While eyes have been justifiably fixed on the spiralling disaster that is Irish asylum policy, a ruling Monday at the Supreme Court bodes badly for any future hope of reforming the already busted system.
Dealing with the (non) plight of a Brazilian and Georgian asylum seeker it was judged that the International Protection and Appeals Tribunal (IPAT) which manages the appeals process for failed applicants acted beyond its remit in pushing for the deportation of the individuals.
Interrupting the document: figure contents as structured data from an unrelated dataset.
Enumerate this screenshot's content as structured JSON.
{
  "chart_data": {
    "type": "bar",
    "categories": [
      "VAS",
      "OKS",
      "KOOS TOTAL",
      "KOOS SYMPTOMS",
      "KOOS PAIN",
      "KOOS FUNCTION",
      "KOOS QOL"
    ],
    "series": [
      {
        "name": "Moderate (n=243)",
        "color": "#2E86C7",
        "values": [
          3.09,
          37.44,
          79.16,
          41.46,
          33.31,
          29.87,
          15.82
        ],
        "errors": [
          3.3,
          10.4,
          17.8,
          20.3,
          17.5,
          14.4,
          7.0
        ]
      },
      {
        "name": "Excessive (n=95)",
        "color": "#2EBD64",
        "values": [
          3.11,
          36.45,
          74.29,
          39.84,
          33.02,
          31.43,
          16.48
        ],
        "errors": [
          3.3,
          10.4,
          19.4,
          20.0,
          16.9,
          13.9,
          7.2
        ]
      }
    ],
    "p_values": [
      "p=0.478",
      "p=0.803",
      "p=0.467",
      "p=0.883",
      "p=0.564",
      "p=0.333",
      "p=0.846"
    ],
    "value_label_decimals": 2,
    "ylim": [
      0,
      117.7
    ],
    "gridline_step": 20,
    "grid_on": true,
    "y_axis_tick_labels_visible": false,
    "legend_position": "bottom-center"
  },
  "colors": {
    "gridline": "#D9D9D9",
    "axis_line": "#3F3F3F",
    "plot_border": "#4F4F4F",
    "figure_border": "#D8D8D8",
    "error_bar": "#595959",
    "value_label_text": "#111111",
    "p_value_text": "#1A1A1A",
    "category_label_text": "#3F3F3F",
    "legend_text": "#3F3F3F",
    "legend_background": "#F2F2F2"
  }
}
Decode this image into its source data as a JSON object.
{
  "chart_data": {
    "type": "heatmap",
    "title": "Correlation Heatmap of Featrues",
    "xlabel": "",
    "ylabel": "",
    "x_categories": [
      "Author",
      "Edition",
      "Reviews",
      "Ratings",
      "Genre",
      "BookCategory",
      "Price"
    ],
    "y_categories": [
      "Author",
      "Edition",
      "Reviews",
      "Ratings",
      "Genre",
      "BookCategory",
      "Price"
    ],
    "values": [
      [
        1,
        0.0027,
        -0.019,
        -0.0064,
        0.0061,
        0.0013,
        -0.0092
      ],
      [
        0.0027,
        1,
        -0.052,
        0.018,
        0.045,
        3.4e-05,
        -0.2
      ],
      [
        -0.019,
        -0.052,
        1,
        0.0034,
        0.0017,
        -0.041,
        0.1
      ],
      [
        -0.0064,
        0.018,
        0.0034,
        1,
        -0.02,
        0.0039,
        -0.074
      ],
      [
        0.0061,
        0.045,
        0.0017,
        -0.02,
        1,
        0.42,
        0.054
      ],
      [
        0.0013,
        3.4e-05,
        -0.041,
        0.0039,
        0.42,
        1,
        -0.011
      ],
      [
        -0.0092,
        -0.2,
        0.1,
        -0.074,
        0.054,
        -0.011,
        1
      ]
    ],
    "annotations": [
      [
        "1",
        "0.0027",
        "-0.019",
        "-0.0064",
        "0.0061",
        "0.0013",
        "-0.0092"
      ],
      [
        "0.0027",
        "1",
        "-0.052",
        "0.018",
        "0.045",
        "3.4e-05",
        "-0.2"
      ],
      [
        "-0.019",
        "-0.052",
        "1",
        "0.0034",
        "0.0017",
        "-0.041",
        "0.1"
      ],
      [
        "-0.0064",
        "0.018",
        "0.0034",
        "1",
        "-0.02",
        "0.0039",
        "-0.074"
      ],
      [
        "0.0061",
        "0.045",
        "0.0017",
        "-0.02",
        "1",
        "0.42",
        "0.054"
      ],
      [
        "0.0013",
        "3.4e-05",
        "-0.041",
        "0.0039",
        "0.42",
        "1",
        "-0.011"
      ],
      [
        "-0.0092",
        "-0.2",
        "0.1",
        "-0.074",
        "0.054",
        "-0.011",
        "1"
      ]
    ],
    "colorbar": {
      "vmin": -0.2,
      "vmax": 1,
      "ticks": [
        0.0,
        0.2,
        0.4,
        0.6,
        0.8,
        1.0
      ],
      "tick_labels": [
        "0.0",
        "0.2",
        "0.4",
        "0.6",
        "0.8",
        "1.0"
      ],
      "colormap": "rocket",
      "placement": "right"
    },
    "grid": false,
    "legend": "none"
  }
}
The saga began when the two individuals named Mr A and MS B failed to appeal their refusal for international protection and were recommended for deportation by the IPAT which the court ruled was outside their original remit.
With the IPAT’s original decision upheld by the High Court before heading to a five judge panel at the Supreme Court, the ruling enables failed asylum seekers to extend their appeal time by challenging the ability of the IPAT to cut down on the hiatus period by which applicants can extend their deportation process. Those monitoring the asylum logjam know this is an age-old tactic whereby bogus applicants can run down the clock and the state’s patience through repeated appeals.
The origin of this precedent lies in technicalities which exist in the 2015 International Protection Act and the manner in which an ‘applicant in defined’
The implication of the Supreme Court’s judgement is yet another and potentially significant roadblock in kicking the already dysfunctional deportation process into gear. As a consequence henceforth the IPAT which deals with the mass of junk asylum claims will have their hands tied in refusing an extension of appeal time owing to the precedent set.
Already a ragtag process, in April of last year The Burkean under Freedom of Information showed how only 20% of deportation orders are actually a figure increasingly dwindling despite the asylum surge the state is witnessing post pandemic.
With increasing grandstanding by a government seemingly willing to take a stand on runaway asylum fraud (at least if one believes the press releases) this new precedent grants bogus asylum seekers already refused protection an extra crutch to lean on.
The nationality of the two asylum seekers leading the charge on this matter points to the regularised fraud occurring throughout the system safeguarded by legal jargon, NGO culture as well as supine Department of Justice.
Beginning in 2017 the Georgian asylum spike condemned even by the Georgian ambassador himself has been driven by a cynical desire by arrives to attain access to the Schengen zone through Ireland. With regards to the Brazilian we may only speculate but could relate to the allegorical trend of Brazilians latching onto the asylum system when their visa runs out.
The open door on Irish asylum nudged ever wider ajar with a rough few months ahead of us all as the dinner bell is rung across the world on Ireland’s flummoxed asylum system and the death by a million legal cuts it has endured.